Антонина Васильевна не отвечала; обхватив руками мою голову и приложив к ней свои щеки, она тихо рыдала. С самого начала, когда у меня родилась мысль об убийстве, до слов своих после обморочного состояния Антонины Васильевны я не думал о последствиях преступления. Тут же мне вдруг пришло в голову не только это, но и опасение — как бы в убийстве не замешалось имя Антонины Васильевны.

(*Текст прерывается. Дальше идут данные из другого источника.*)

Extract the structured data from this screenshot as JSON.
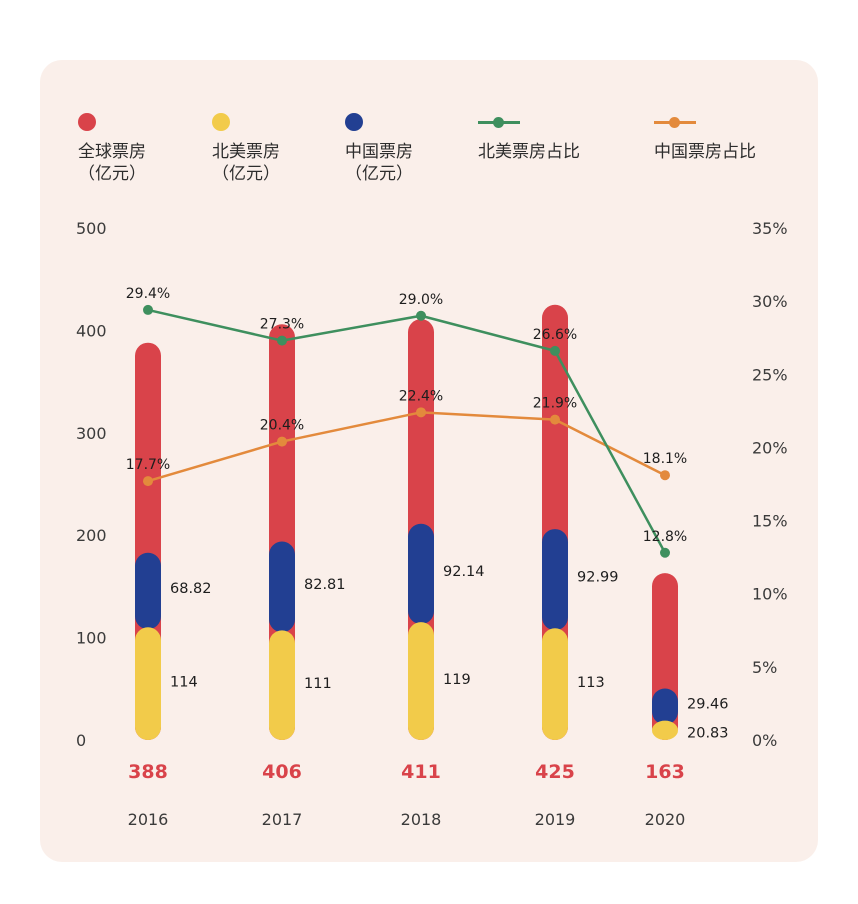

— Я должен сейчас же заявить, — сказал я, — что это сделал я.

— Нет! Не делай этого! — быстро заговорила она, ломая руки. — Ты погибнешь. Мне жаль его. Но я не перенесу твоего несчастия. Нет! Беги! Спасайся! Тебя никто не видел, как ты вошел. Молись за своего отца. Проси Бога день и ночь, чтоб он простил тебе твой грех. Посвяти жизнь свою добрым делам. Я тоже буду молиться. Сибирью не спасешься... Беги же... Беги скорее! Осторожнее, чтоб кто тебя не увидел...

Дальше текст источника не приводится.